After police released classified information concerning an arrested man’s HIV status in Lansing, Michigan, officials are reviewing the city’s Freedom of Information Act (FOIA) policies, the Lansing State Journal reports. The concern over these guidelines began after the city released, at the request of FOIA, a police report that failed to redact the HIV-positive status of a man apprehended for indecent exposure.
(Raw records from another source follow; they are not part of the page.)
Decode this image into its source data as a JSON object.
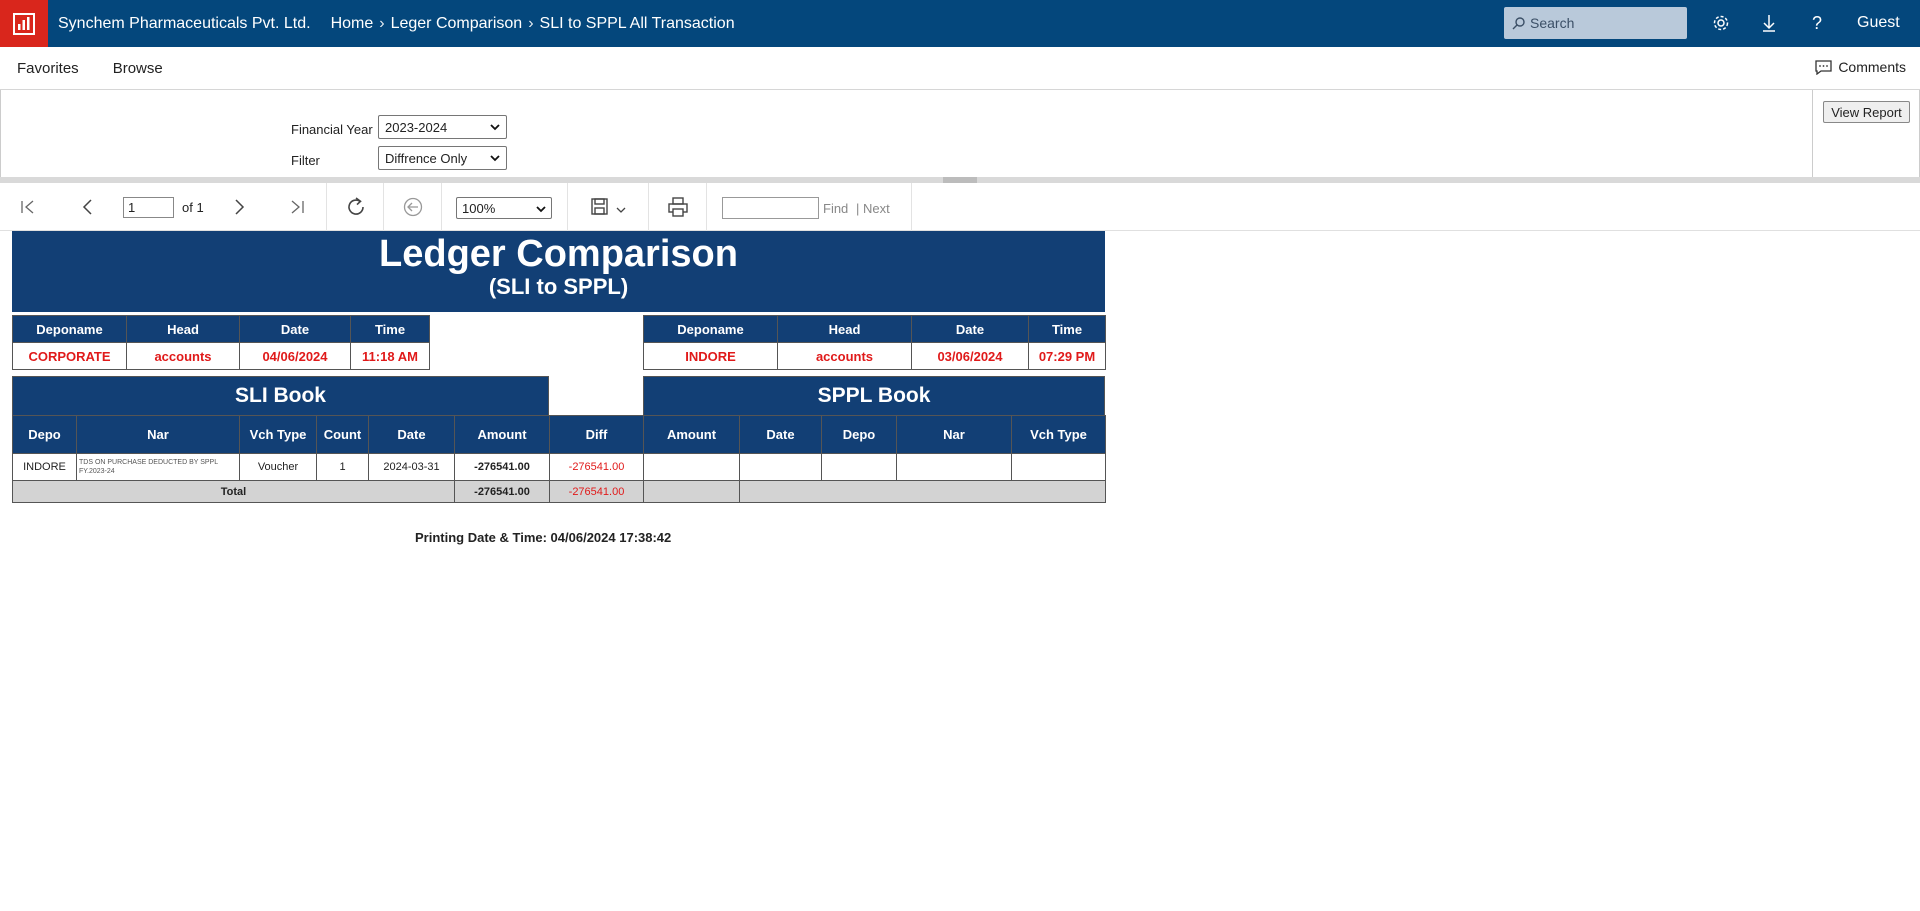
{
  "appbar": {
    "company": "Synchem Pharmaceuticals Pvt. Ltd.",
    "breadcrumbs": [
      "Home",
      "Leger Comparison",
      "SLI to SPPL All Transaction"
    ],
    "search_placeholder": "Search",
    "user": "Guest"
  },
  "favbar": {
    "favorites": "Favorites",
    "browse": "Browse",
    "comments": "Comments"
  },
  "params": {
    "fy_label": "Financial Year",
    "fy_value": "2023-2024",
    "filter_label": "Filter",
    "filter_value": "Diffrence Only",
    "view_report": "View Report"
  },
  "toolbar": {
    "page": "1",
    "of": "of 1",
    "zoom": "100%",
    "find": "Find",
    "next": "Next"
  },
  "report": {
    "title": "Ledger Comparison",
    "subtitle": "(SLI to SPPL)",
    "info_headers": [
      "Deponame",
      "Head",
      "Date",
      "Time"
    ],
    "left_info": [
      "CORPORATE",
      "accounts",
      "04/06/2024",
      "11:18 AM"
    ],
    "right_info": [
      "INDORE",
      "accounts",
      "03/06/2024",
      "07:29 PM"
    ],
    "sli_book": "SLI Book",
    "sppl_book": "SPPL Book",
    "columns": [
      "Depo",
      "Nar",
      "Vch Type",
      "Count",
      "Date",
      "Amount",
      "Diff",
      "Amount",
      "Date",
      "Depo",
      "Nar",
      "Vch Type"
    ],
    "row": {
      "depo": "INDORE",
      "nar": "TDS ON PURCHASE DEDUCTED BY SPPL FY.2023-24",
      "vch_type": "Voucher",
      "count": "1",
      "date": "2024-03-31",
      "amount": "-276541.00",
      "diff": "-276541.00"
    },
    "total_label": "Total",
    "total_amount": "-276541.00",
    "total_diff": "-276541.00",
    "printing": "Printing Date & Time: 04/06/2024 17:38:42"
  }
}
Lansing city attorney Brig Smith is meeting with city police, local LGBT advocates and civil rights organizations to discuss possible policy changes, which would take into account federal medical privacy legislation. He will give a report at the Lansing City Council’s next Public Safety Committee meeting on Wednesday, November 18.
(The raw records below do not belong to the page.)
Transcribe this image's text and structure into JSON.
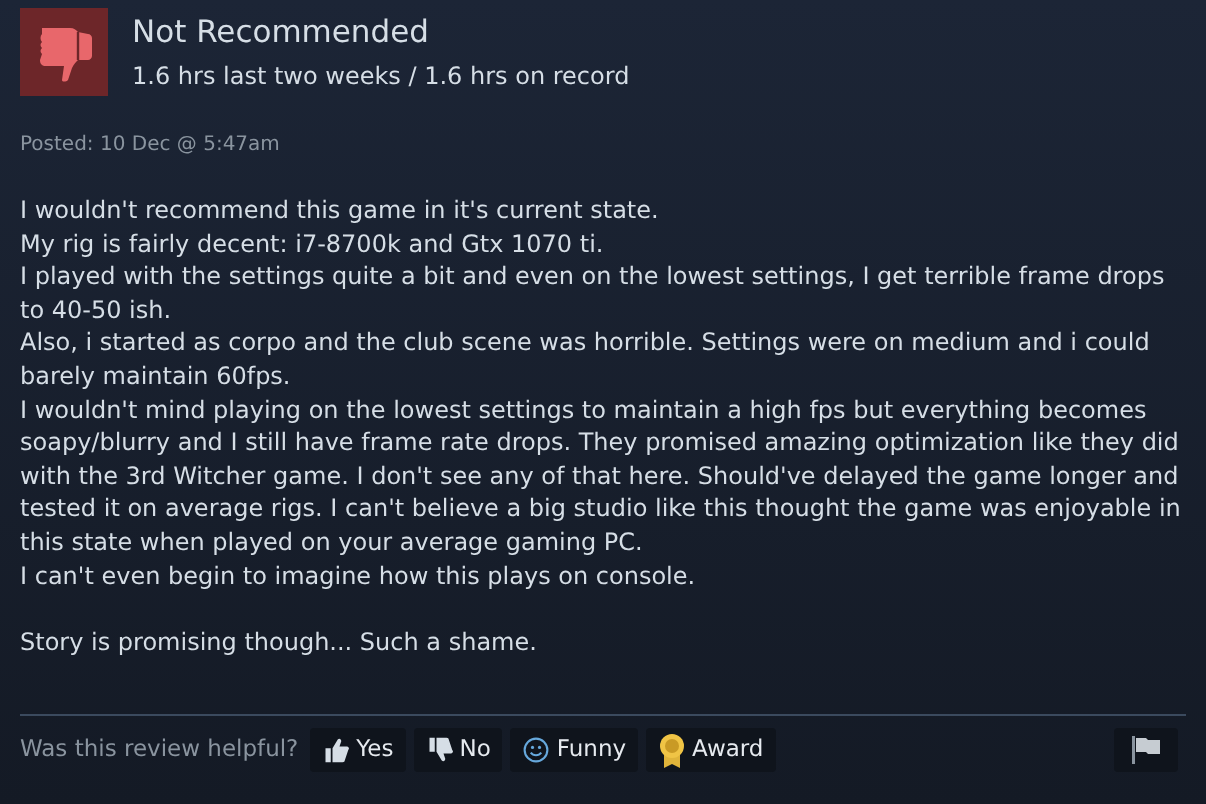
{
  "review": {
    "verdict": "Not Recommended",
    "hours": "1.6 hrs last two weeks / 1.6 hrs on record",
    "posted": "Posted: 10 Dec @ 5:47am",
    "paragraphs": [
      [
        "I wouldn't recommend this game in it's current state.",
        "My rig is fairly decent: i7-8700k and Gtx 1070 ti.",
        "I played with the settings quite a bit and even on the lowest settings, I get terrible frame drops to 40-50 ish.",
        "Also, i started as corpo and the club scene was horrible. Settings were on medium and i could barely maintain 60fps.",
        "I wouldn't mind playing on the lowest settings to maintain a high fps but everything becomes soapy/blurry and I still have frame rate drops. They promised amazing optimization like they did with the 3rd Witcher game. I don't see any of that here. Should've delayed the game longer and tested it on average rigs. I can't believe a big studio like this thought the game was enjoyable in this state when played on your average gaming PC.",
        "I can't even begin to imagine how this plays on console."
      ],
      [
        "Story is promising though... Such a shame."
      ]
    ]
  },
  "footer": {
    "question": "Was this review helpful?",
    "buttons": [
      {
        "kind": "yes",
        "label": "Yes"
      },
      {
        "kind": "no",
        "label": "No"
      },
      {
        "kind": "funny",
        "label": "Funny"
      },
      {
        "kind": "award",
        "label": "Award"
      }
    ]
  }
}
“The policies that are in place right now need to be clarified,” said Councilwoman Sandy Allen, chair of the committee.

Although the Michigan attorney general cleared its capital of any wrongdoing, the Lansing Association for Human Rights, the American Civil Liberties Union, along with the Triangle Foundation—which protects the LGBT community from violence, intimidation and discrimination—have also been invited to talk with Smith and the city police.

“When [HIV status] is disclosed, there is sometimes a witch hunt,” said Triangle Foundation executive director Alicia Skillman. “People still do not understand the disease. Nondisclosure needs to be implemented and practiced.”